The opening scene, in fact, shows the protagonist, an upper middle-class grandmother named Carmen (Aline Kuppenheim), in a hardware store getting paint pigments custom-blended, when a woman’s scream from the street outside shatters the transaction. Carmen is getting the paint for her beach house, and at first she chooses a pinkish shade.
“I wondered what color a bourgeois woman like her would choose,” Martelli told the audience. “I imagined her in the beginning living in this pink world, and then gradually, I wanted the pink to become more bloody. When the woman screams in the beginning, the paint is pink. But in the end, when Carmen is painting the house, she has since been touched by the dictatorship, which is now in her house.”
The dictatorship to which Martelli refers is that of Augusto Pinochet, who in 1976 was in his third year as the leader of the military junta of Chile, after seizing power in a 1973 coup d’état. This opening scene sets the stakes. Pinochet had been using non-judicial detentions, torture and murder against his political foes, but none of that touched the lives of people like Carmen, who is married to a successful doctor and is a respected member of her privileged community.
She doesn’t even seem to know about the political situation, and when a local priest asks her to help a young man who’s been wounded by the police, she is easily led to believe he is merely an impoverished petty criminal who was stealing some food. In accordance with her sense of noblesse oblige, she secures some antibiotics and treats his injuries (she once trained as a nurse), but the man requires time to heal. Carmen eventually learns the truth, that he is an activist wanted by the police, and that by helping him, she is putting herself at great risk.
“The idea for the film started when I thought about my grandmother, whom I never met,” said the director. “She died in 1976, and was severely depressed in the latter years of her life. My family thought the depression was part of who she was, but they didn’t properly consider the context of that era, the worst years of the dictatorship. So I wrote a story, a kind of revisionist history from an intimate perspective, and asked myself how the dictatorship could have infiltrated the walls of a house. I wanted to look at history from a woman’s point of view, which is something that is rare in Chilean history and cinema.”
In that regard, Carmen is both a vivid presence and a riddle.
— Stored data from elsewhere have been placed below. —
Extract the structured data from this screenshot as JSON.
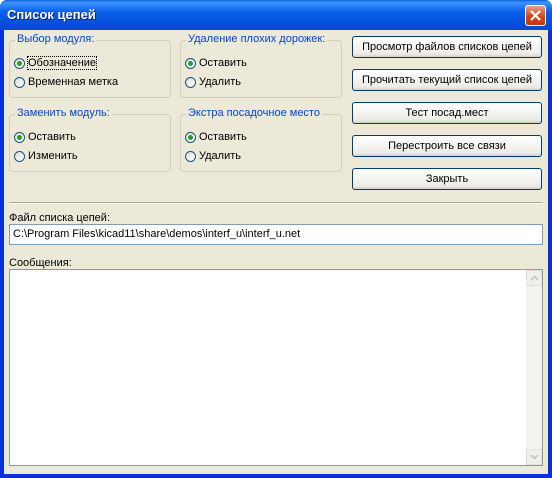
{
  "window": {
    "title": "Список цепей"
  },
  "groups": {
    "module_select": {
      "title": "Выбор модуля:",
      "options": [
        "Обозначение",
        "Временная метка"
      ]
    },
    "remove_bad_tracks": {
      "title": "Удаление плохих дорожек:",
      "options": [
        "Оставить",
        "Удалить"
      ]
    },
    "replace_module": {
      "title": "Заменить модуль:",
      "options": [
        "Оставить",
        "Изменить"
      ]
    },
    "extra_footprint": {
      "title": "Экстра посадочное место",
      "options": [
        "Оставить",
        "Удалить"
      ]
    }
  },
  "buttons": {
    "browse": "Просмотр файлов списков цепей",
    "read": "Прочитать текущий список цепей",
    "test": "Тест посад.мест",
    "rebuild": "Перестроить все связи",
    "close": "Закрыть"
  },
  "netlist": {
    "label": "Файл списка цепей:",
    "value": "C:\\Program Files\\kicad11\\share\\demos\\interf_u\\interf_u.net"
  },
  "messages": {
    "label": "Сообщения:",
    "value": ""
  },
  "colors": {
    "group_title": "#0046d5",
    "face": "#ece9d8",
    "titlebar": "#0a5fe9",
    "radio_dot": "#21a121"
  }
}
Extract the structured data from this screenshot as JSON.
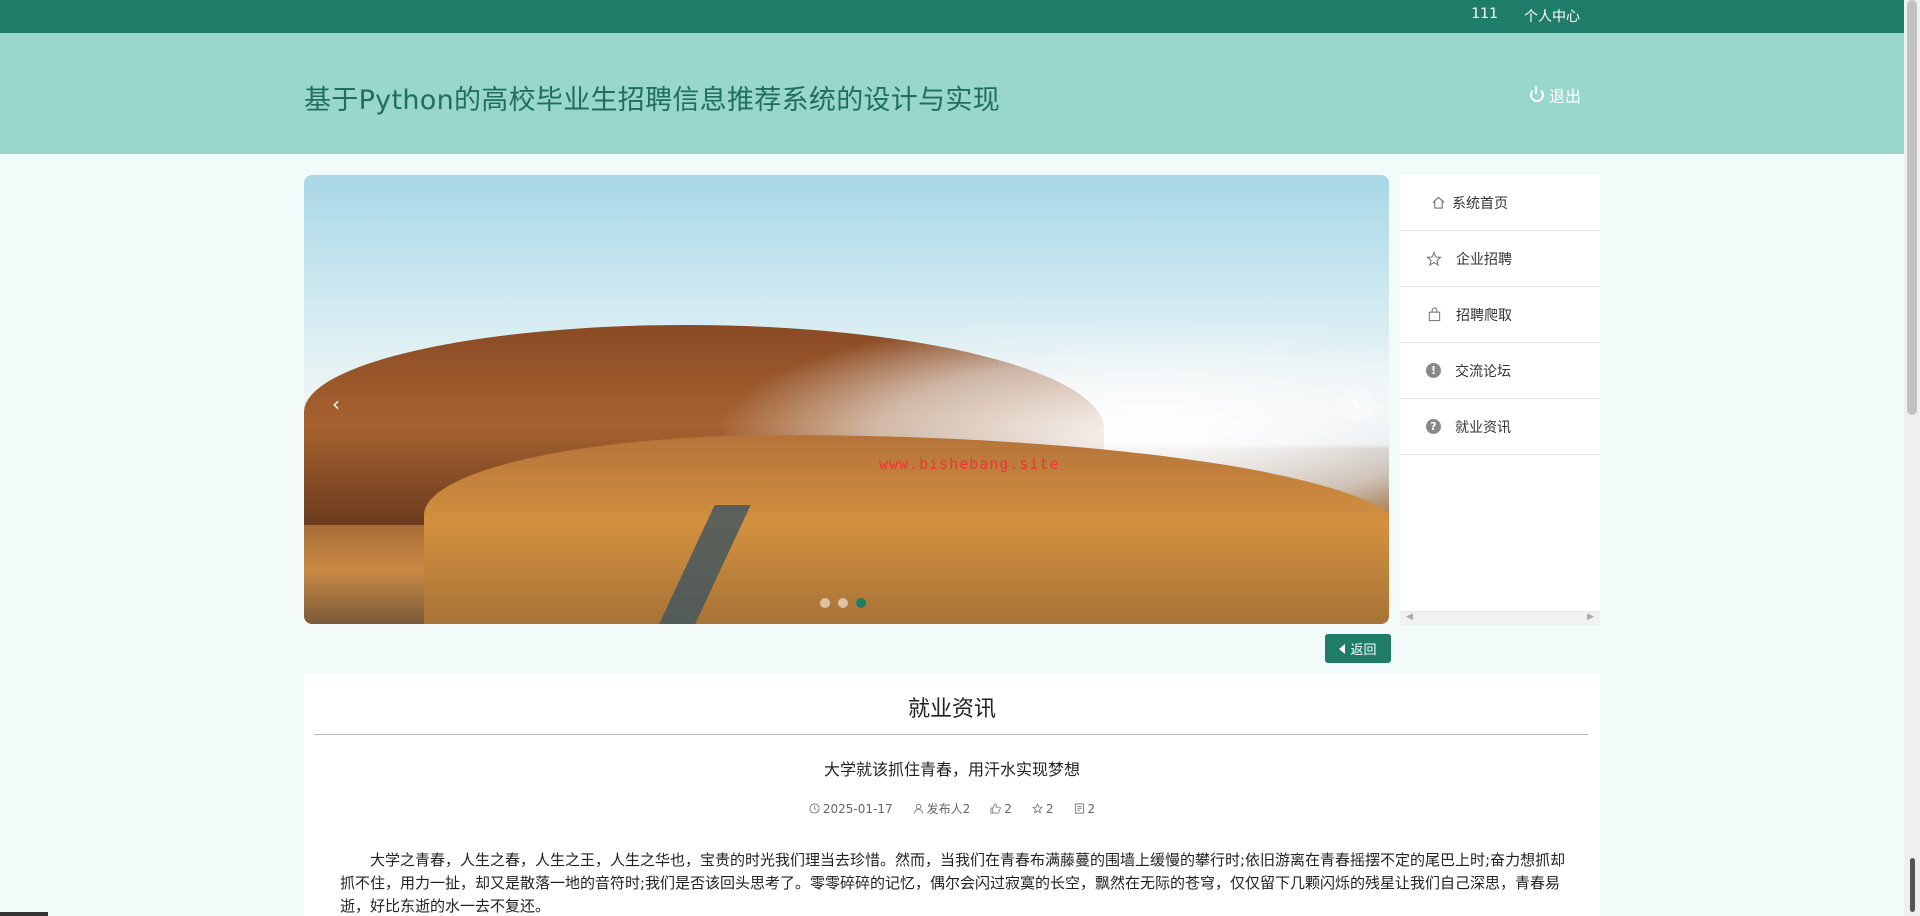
{
  "topbar": {
    "user": "111",
    "center_label": "个人中心"
  },
  "header": {
    "title": "基于Python的高校毕业生招聘信息推荐系统的设计与实现",
    "logout_label": "退出"
  },
  "carousel": {
    "watermark": "www.bishebang.site",
    "prev": "‹",
    "next": "›",
    "slide_count": 3,
    "active_index": 2
  },
  "menu": {
    "items": [
      {
        "label": "系统首页",
        "icon": "home-icon"
      },
      {
        "label": "企业招聘",
        "icon": "star-icon"
      },
      {
        "label": "招聘爬取",
        "icon": "bag-icon"
      },
      {
        "label": "交流论坛",
        "icon": "exclamation-circle-icon"
      },
      {
        "label": "就业资讯",
        "icon": "question-circle-icon"
      }
    ]
  },
  "back_label": "返回",
  "article": {
    "section": "就业资讯",
    "title": "大学就该抓住青春，用汗水实现梦想",
    "date": "2025-01-17",
    "author": "发布人2",
    "likes": "2",
    "favorites": "2",
    "comments": "2",
    "body": "大学之青春，人生之春，人生之王，人生之华也，宝贵的时光我们理当去珍惜。然而，当我们在青春布满藤蔓的围墙上缓慢的攀行时;依旧游离在青春摇摆不定的尾巴上时;奋力想抓却抓不住，用力一扯，却又是散落一地的音符时;我们是否该回头思考了。零零碎碎的记忆，偶尔会闪过寂寞的长空，飘然在无际的苍穹，仅仅留下几颗闪烁的残星让我们自己深思，青春易逝，好比东逝的水一去不复还。"
  },
  "colors": {
    "primary": "#1f7c69",
    "header_band": "#99d6cc"
  }
}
As a woman of her class and status, she is constantly complimented for her beauty and taste, but as her convictions change through her contact with the leftist underground, which gives her the code name Cleopatra, she becomes not only enlightened, but deeply conflicted. She recognizes how much her social position is a tacit confirmation of the brutal regime, and once bodies start floating ashore near her beach house, she understands that she will never be able to escape her own responsibility.
“That was based on a real situation,” said Martinelli. “In 1976 a woman’s body was found on the beach. She was the first disappeared person to turn up, wrapped up with an iron weight and thrown into the ocean out of a helicopter. She was an activist and the press invented stories about her, that she was killed by her partner or was a foreigner. It was all to hide the truth. This was a period of silence and suspicion. You were always performing, because you didn’t have the freedom to be yourself.”
One audience member wanted to know how the film has been received in Martelli’s home country. “It’s been well received in Chile by those who’ve seen it,” answered the director. “It was wonderful to see people react to the details, because it has very Chilean details. It touches many people because of the context we’re discussing here. Also, we just went through an important social revolution and wrote a new constitution, which unfortunately wasn’t approved, and that’s really frustrating for many people. I think this movie touches those people a lot.”